The per-group Save icon (floppy disk, highlighted in red) on the Material Params row. Clicking it writes the group’s current material-parameter values to a .toml file, creating the file on the first save and overwriting the currently selected entry afterwards.

[Cotton]
object_type = "SHELL"
shell_model = "BARAFF_WITKIN"
shell_density = 0.5
shell_young_modulus = 50.0
shell_poisson_ratio = 0.35
bend = 0.5
friction = 0.3

[Denim]
object_type = "SHELL"
solid_model = "ARAP"
shell_model = "BARAFF_WITKIN"
rod_model = "ARAP"
solid_density = 1000.0
shell_density = 0.8
rod_density = 1.0
solid_young_modulus = 500.0
shell_young_modulus = 200.0
rod_young_modulus = 10000.0
solid_poisson_ratio = 0.35
shell_poisson_ratio = 0.35
friction = 0.5
contact_gap = 0.001
contact_offset = 0.0
use_group_bounding_box_diagonal = true
contact_gap_rat = 0.001
contact_offset_rat = 0.0
bend = 2.0
shrink = 1.0
enable_strain_limit = true
strain_limit = 0.05
stitch_stiffness = 1.0

Only the keys you include are applied; missing keys keep their current value on the group. You don’t have to list every field for a preset to be valid. See Silk or Static in the shipped file for minimal examples.

Blender Python API

The same workflow is available from Python. Every field in the Material Params box is reachable through each group’s .param attribute. Changes from Python appear in the panel immediately and vice versa.

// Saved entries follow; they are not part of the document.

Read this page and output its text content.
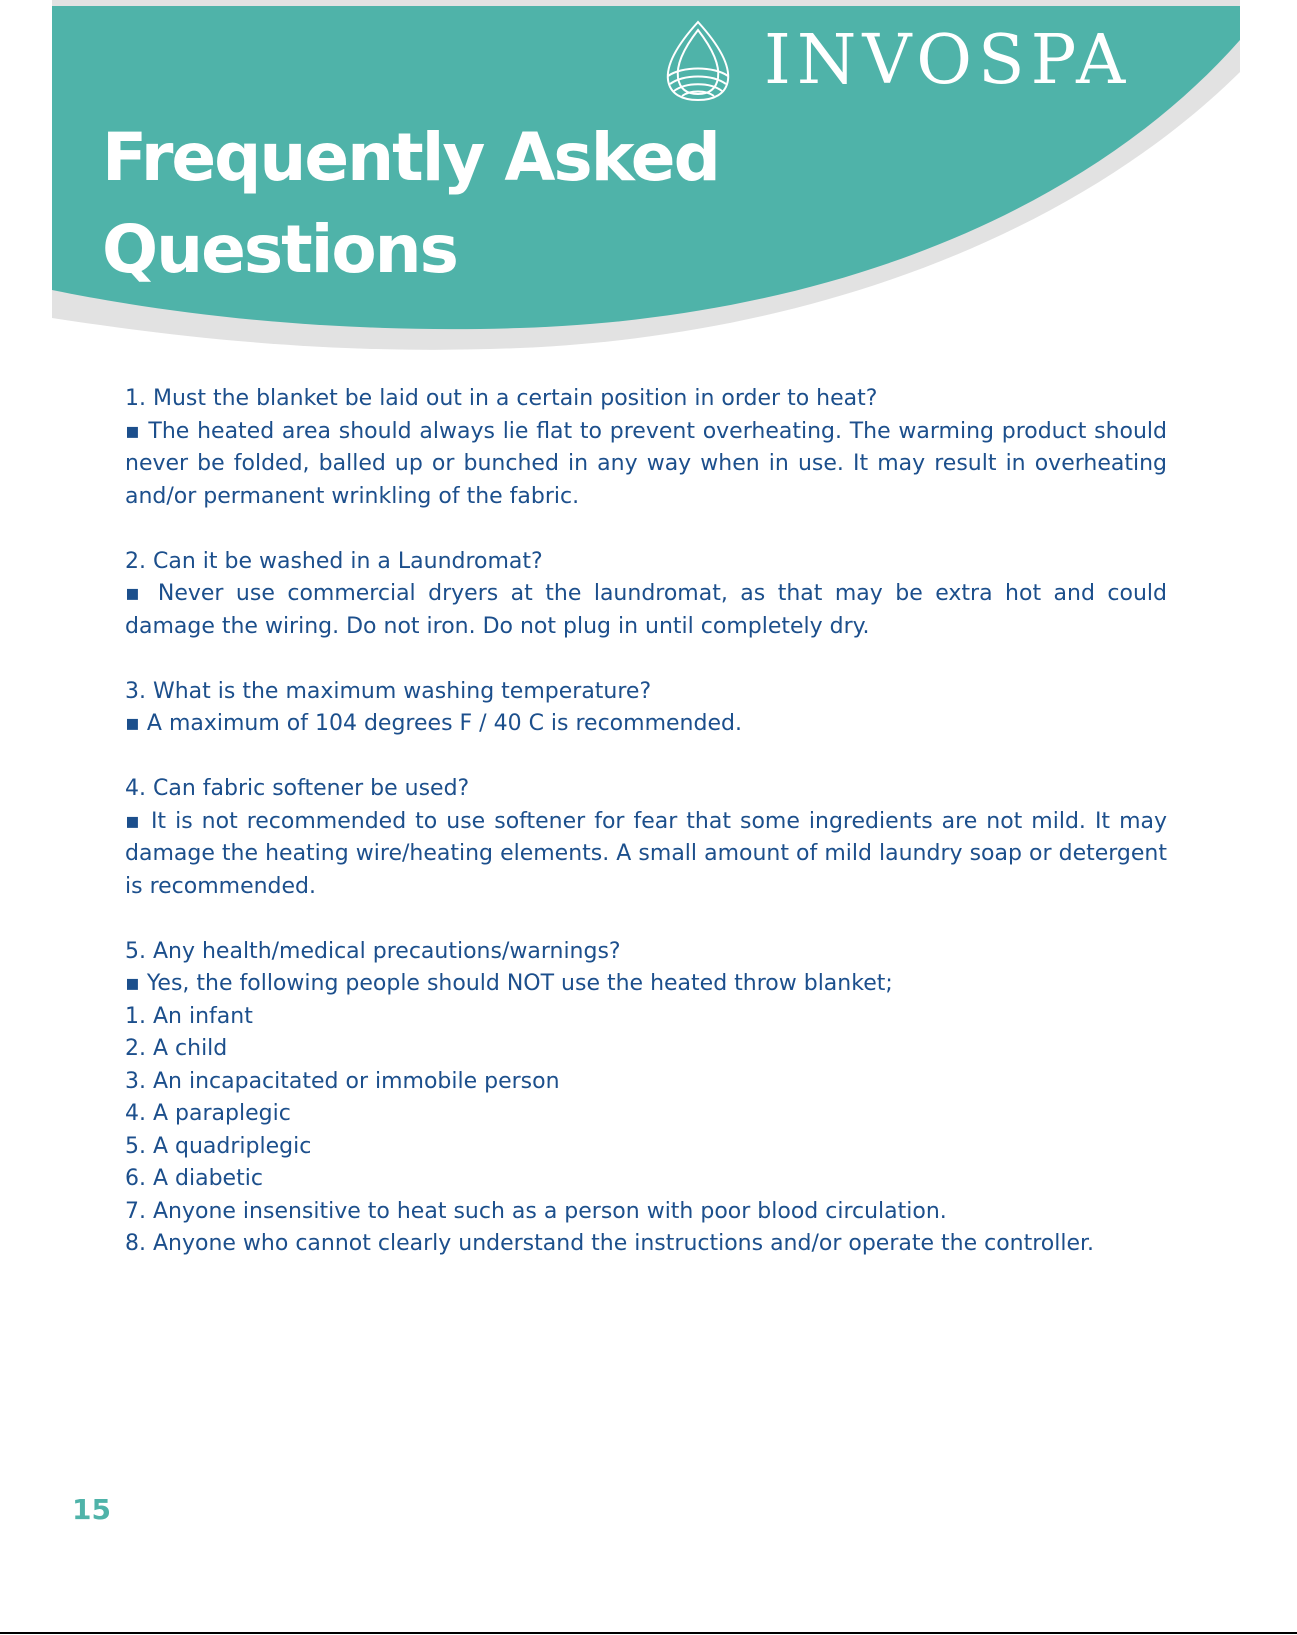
INVOSPA
Frequently Asked
Questions

1. Must the blanket be laid out in a certain position in order to heat?

▪ The heated area should always lie flat to prevent overheating. The warming product should never be folded, balled up or bunched in any way when in use. It may result in overheating and/or permanent wrinkling of the fabric.

2. Can it be washed in a Laundromat?

▪ Never use commercial dryers at the laundromat, as that may be extra hot and could damage the wiring. Do not iron. Do not plug in until completely dry.

3. What is the maximum washing temperature?

▪ A maximum of 104 degrees F / 40 C is recommended.

4. Can fabric softener be used?

▪ It is not recommended to use softener for fear that some ingredients are not mild. It may damage the heating wire/heating elements. A small amount of mild laundry soap or detergent is recommended.

5. Any health/medical precautions/warnings?

▪ Yes, the following people should NOT use the heated throw blanket;

1. An infant

2. A child

3. An incapacitated or immobile person

4. A paraplegic

5. A quadriplegic

6. A diabetic

7. Anyone insensitive to heat such as a person with poor blood circulation.

8. Anyone who cannot clearly understand the instructions and/or operate the controller.

15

from zozo_contact_solver import solver

cloth = solver.create_group("Cloth", "SHELL")
cloth.param.shell_density       = 0.5
cloth.param.shell_young_modulus = 50.0
cloth.param.friction            = 0.3
cloth.param.bend                = 0.5

# Solid body with Stable NeoHookean and a tighter contact skin.
body = solver.create_group("Body", "SOLID")
body.param.solid_density       = 1100.0
body.param.solid_young_modulus = 5000.0
body.param.use_group_bounding_box_diagonal = False
body.param.contact_gap         = 0.001

# Static collider: only friction and contact settings matter.
floor = solver.create_group("Floor", "STATIC")
floor.param.friction = 0.8

Under the hood

Loose-edge stitch encoding

At transfer time, edges on Shell meshes that are not adjacent to any face are automatically emitted as stitch constraints with stiffness set by stitch_stiffness. There is no UI surface for this; it happens on every transfer.

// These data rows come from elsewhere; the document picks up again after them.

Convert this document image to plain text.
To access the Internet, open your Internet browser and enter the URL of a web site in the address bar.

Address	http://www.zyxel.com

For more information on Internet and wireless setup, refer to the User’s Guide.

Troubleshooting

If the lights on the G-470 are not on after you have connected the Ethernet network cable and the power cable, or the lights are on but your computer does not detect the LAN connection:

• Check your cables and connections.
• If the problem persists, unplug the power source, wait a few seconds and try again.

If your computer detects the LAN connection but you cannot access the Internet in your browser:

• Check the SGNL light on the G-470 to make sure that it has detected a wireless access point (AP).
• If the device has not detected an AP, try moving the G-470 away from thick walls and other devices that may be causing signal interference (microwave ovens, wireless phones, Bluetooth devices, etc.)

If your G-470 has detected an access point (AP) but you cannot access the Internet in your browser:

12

Two subdivided square Shell patches stacked with a gap, connected by vertical red edges. Each edge has no adjacent face and is automatically emitted as a stitch constraint

Two subdivided square Shell patches joined by vertical loose edges (rendered here as red tubes). The patches are separate face regions; the connecting edges belong to no face, so the transfer step emits each one as a stitch constraint with stiffness stitch_stiffness.

Copy / Paste clipboard

The Copy / Paste buttons move parameters between groups within a single Blender session. The clipboard is not persisted to the .blend file, so restarting Blender clears it.